Switching from cPanel to Cyber Panel

Back in the day when I was regularly doing freelance website projects, I offer hosting it too. It was a good idea to setup my own and I did. cPanel fits the bill. It has a fixed monthly subscription, easy to use, and I can upgrade my server as I grow.

After a couple of years, it has switched to per user pricing. On top of it, I don’t work on freelance projects anymore. I’ve been paying $87.99/month out-of-pocket to maintain the server.
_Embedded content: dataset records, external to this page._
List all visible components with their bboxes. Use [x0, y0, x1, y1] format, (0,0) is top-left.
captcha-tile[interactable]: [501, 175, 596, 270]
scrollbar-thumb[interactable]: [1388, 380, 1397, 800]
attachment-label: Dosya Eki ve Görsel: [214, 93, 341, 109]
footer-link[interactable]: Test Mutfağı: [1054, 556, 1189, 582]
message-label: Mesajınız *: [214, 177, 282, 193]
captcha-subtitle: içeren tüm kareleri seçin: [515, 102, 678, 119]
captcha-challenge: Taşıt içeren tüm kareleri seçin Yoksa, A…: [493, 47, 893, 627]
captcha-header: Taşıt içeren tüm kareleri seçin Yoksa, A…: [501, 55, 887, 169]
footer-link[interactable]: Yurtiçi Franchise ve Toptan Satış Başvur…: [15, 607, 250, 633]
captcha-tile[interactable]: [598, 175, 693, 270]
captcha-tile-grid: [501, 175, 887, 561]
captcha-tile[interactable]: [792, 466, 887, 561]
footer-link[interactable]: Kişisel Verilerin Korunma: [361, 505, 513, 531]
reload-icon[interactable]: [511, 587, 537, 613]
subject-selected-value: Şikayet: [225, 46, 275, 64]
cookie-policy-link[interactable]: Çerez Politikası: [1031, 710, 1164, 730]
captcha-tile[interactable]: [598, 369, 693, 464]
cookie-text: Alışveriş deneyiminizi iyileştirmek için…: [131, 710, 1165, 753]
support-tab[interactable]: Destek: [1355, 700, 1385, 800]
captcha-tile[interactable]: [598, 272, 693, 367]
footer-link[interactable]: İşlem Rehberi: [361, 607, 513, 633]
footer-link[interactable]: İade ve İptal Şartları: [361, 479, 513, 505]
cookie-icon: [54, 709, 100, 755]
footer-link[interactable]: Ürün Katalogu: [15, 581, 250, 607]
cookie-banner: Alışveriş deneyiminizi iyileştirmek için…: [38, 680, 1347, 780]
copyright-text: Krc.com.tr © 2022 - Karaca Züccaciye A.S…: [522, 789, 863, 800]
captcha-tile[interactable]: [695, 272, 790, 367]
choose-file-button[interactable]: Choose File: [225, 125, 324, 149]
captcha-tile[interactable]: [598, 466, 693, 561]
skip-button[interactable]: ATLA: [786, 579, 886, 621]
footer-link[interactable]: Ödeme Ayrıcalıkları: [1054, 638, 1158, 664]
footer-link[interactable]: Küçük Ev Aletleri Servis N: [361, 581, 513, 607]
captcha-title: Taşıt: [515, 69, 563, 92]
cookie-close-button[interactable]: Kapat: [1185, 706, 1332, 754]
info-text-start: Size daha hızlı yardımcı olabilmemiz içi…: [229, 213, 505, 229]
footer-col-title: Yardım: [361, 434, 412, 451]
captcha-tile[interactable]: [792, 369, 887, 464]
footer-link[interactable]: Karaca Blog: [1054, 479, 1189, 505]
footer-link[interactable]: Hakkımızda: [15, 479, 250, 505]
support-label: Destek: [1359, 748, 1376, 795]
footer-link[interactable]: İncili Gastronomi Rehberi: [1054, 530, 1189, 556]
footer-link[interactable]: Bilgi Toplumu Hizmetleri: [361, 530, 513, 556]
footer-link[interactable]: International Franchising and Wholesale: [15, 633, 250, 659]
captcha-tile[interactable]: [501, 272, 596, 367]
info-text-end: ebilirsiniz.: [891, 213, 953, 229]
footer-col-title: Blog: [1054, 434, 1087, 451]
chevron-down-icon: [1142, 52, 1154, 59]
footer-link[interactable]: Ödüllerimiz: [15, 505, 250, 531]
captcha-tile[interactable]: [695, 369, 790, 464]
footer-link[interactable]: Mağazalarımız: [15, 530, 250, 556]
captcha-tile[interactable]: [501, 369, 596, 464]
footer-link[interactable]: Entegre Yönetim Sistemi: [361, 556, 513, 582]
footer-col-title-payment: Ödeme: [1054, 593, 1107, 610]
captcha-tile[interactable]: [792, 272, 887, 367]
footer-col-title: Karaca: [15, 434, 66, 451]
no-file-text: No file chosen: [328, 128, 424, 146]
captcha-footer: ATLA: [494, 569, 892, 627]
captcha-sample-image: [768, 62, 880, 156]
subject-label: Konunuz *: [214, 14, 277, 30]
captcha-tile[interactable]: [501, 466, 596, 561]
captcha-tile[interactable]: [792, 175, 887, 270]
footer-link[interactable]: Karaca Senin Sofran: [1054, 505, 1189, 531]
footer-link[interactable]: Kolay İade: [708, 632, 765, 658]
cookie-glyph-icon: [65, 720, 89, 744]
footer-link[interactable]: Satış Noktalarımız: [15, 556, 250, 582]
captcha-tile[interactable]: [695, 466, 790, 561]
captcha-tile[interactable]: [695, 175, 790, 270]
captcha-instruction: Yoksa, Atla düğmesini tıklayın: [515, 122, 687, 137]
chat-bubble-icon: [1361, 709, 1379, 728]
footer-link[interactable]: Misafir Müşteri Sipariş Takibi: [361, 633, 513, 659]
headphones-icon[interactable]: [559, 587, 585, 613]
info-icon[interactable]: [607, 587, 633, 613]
It currently hosts 8 websites, which are all low-traffic and does not need the current capacity of the server.

Downgrading server and switching off cPanel

Downgrading and switching off has been on my list ever since cPanel started charging per user.

When I try to search for free alternatives, I get choice paralysis. At this point though, I’m seeing other good things I could spend the monthly cost of the server.

I can use the minimum server instance size + a cPanel alternative.

For the alternative, I was looking specifically at

  • No monthly additional cost (biggest gripe with cPanel)
  • Ease of setup
  • Ease of migration

I checked VirtualMin, Webmin, VestaCP, Cyber Panel. All satisfies the first 2 criteria. When I saw that Cyber Panel supports importing cPanel account, I went ahead and spinned up an instance to to try it.

Cyber Panel is available in Vultr Marketplace Apps, no installation process was needed.

Data migration

In cPanel, go to Backups and click Download a full account backup. If you choose to save in the home directory, a file will be available at /home/cpanelusername/backup-8.27.2020_08-58-02_cpanelusername.tar.gz

wget <backup_url>

To make it easier for me, I moved the file to public_html and download it in the new server

/usr/local/CyberCP/bin/python /usr/local/CyberCP/plogical/cPanelImporter.py --path /root/cpanel_backups/

This command will import all backup files inside the cpanel_backups folder.

I tried it on one account. Update the DNS record to point to the new server, and surprisingly it worked right away!

The WordPress database was imported as well. For the subsites (additional domains), I had to explicitly set the PHP version and it worked as-is.

With a pleasant experience, I got hooked to do it for the rest of the accounts.

Nameserver

My cPanel installation also serves as the nameserver for some of the domains I host. Which is a good thing because I did not have to contact each person to update their domain.

Good thing, Cyber Panel comes with it’s own DNS server too. The zone file are imported with an updated server IP address.

Once everything has been migrated, I only needed to update the DNS of the nameservers to point to the new Cyber Panel instance.

Shutting down the server

I turned off the server to make sure everything is still working. After a couple of hours, I decided it was time to destroy it to save cost. From $87.99, my monthly bill for the new server is $12.00. Around 86% cost reduction.

Thank you for the 6 years, server1.jerico.ph.